Gefragt sind stattdessen: Augenmaß, Beständigkeit und die Bereitschaft, sich auch mit unerfreulichen Erfahrungen auseinanderzusetzen und Fehler klar zu benennen. Gefragt ist eine Nachdenklichkeit, die über die übliche mediale Aufmerksamkeitsspanne hinausreicht. Das Scheitern des Westens in Afghanistan ist für viele eine narzisstische Kränkung, für andere eine willkommene Genugtuung. Beides sind aber keine guten Motive für die Auseinandersetzung, die wir brauchen. Denn die Menschen in Afghanistan geraten dabei allzu schnell aus dem Blick oder werden nur verzerrt wahrgenommen. Nehmen wir ein Beispiel: Dem islamistischen Terror einen damals für ihn wichtigen Rückzugs- und Vorbereitungsraum zu nehmen, war ein wichtiger Beitrag zur globalen Sicherheit. Und ich befürchte, dass wir auch in Zukunft gelegentlich vor der Frage stehen werden, ob mit militärischer Gewalt terroristische Strukturen zerschlagen werden sollen. Aber zu fragen ist nach den konkreten Strategien und ihren Umsetzungen sowie den ihnen zugrundeliegenden Grundannahmen. Und zu fragen ist auch, warum die Menschen in Afghanistan der neuerlichen Herrschaft der Taliban so wenig entgegenzusetzen hatten, warum es nicht gelungen ist, eine tragfähige öffentliche Ordnung zu errichten. Ich frage mich schon, warum die Bundesrepublik ihrer internationalen Verantwortung zum Aufbau von afghanischen Polizeikräften so wenig überzeugend nachgekommen ist. Es stellt sich zudem die Frage, ob wir die bedrohlichen Potenziale der organisierten Kriminalität, über die sich die Taliban finanzierten, nicht allzu lange unterschätzt haben. Wenn ja – warum? Die Fragen, die wir zu besprechen haben, können einen wesentlichen Beitrag zu einer nachhaltigeren Friedens- und Sicherheitspolitik leisten. Dabei kommt es wesentlich darauf an, eine umfassende Perspektive zu entwickeln und nicht allein bei den militärischen Dimensionen des Einsatzes stehen zu bleiben. Denn ich vermute, dieses Engagement ist nicht so sehr militärisch, sondern vielmehr politisch-kulturell gescheitert.

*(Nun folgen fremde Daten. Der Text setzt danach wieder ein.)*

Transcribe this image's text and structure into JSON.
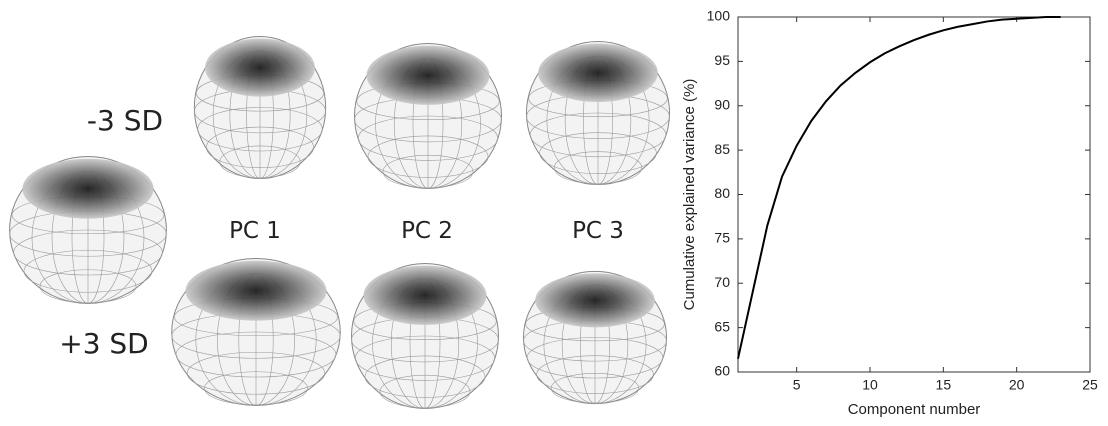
{
  "figure": {
    "row_labels": [
      "-3 SD",
      "+3 SD"
    ],
    "column_labels": [
      "PC 1",
      "PC 2",
      "PC 3"
    ]
  },
  "chart_data": {
    "type": "line",
    "x": [
      1,
      2,
      3,
      4,
      5,
      6,
      7,
      8,
      9,
      10,
      11,
      12,
      13,
      14,
      15,
      16,
      17,
      18,
      19,
      20,
      21,
      22,
      23
    ],
    "values": [
      61.5,
      69,
      76.5,
      82,
      85.5,
      88.3,
      90.5,
      92.3,
      93.7,
      94.9,
      95.9,
      96.7,
      97.4,
      98.0,
      98.5,
      98.9,
      99.2,
      99.5,
      99.7,
      99.8,
      99.9,
      100,
      100
    ],
    "color": "#000000",
    "xlabel": "Component number",
    "ylabel": "Cumulative explained variance (%)",
    "xlim": [
      1,
      25
    ],
    "xticks": [
      5,
      10,
      15,
      20,
      25
    ],
    "ylim": [
      60,
      100
    ],
    "yticks": [
      60,
      65,
      70,
      75,
      80,
      85,
      90,
      95,
      100
    ]
  }
}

Wir sind gut beraten, uns Zeit für eine gründliche und ernsthafte Auseinandersetzung zu nehmen. Das gilt für den Deutschen Bundestag, die verschiedenen Ministerien, aber auch die Zivilgesellschaft und die Religionsgemeinschaften. Das kann und sollte ungemütlich werden. Es ist Zeit für eine offenere und zugleich verbindlichere öffentliche Diskussion. Das schließt den kritischen Austausch mit unseren internationalen Partnern und insbesondere mit den US-Amerikanern ausdrücklich mit ein. Stellen wir uns den damit verbundenen Konflikten nicht, dann besteht die große Gefahr, dass wir notwenige Lehren nicht ziehen, sondern in unseren einzelnen Perspektiven und Kränkungen verharren. Darauf läge kein Segen. Beim ernsthaften Blick auf das vielfältige Engagement in Afghanistan kommen neben den Soldaten auch die Polizisten, die vielen zivilen Fachkräfte sowie die afghanischen Kräfte in den Blick, die sich für eine gute Entwicklung Afghanistans eingesetzt haben. Auch wenn Vieles im Augenblick verloren scheint: Ernsthafte, von einem guten Geist getragene Tätigkeit ist nie umsonst. Die Früchte zeigen sich oftmals erst später. Daher gilt auch mein Dank allen, die sich für die Menschen in Afghanistan unter oftmals erheblichen Risiken eingesetzt haben und weiter einsetzen.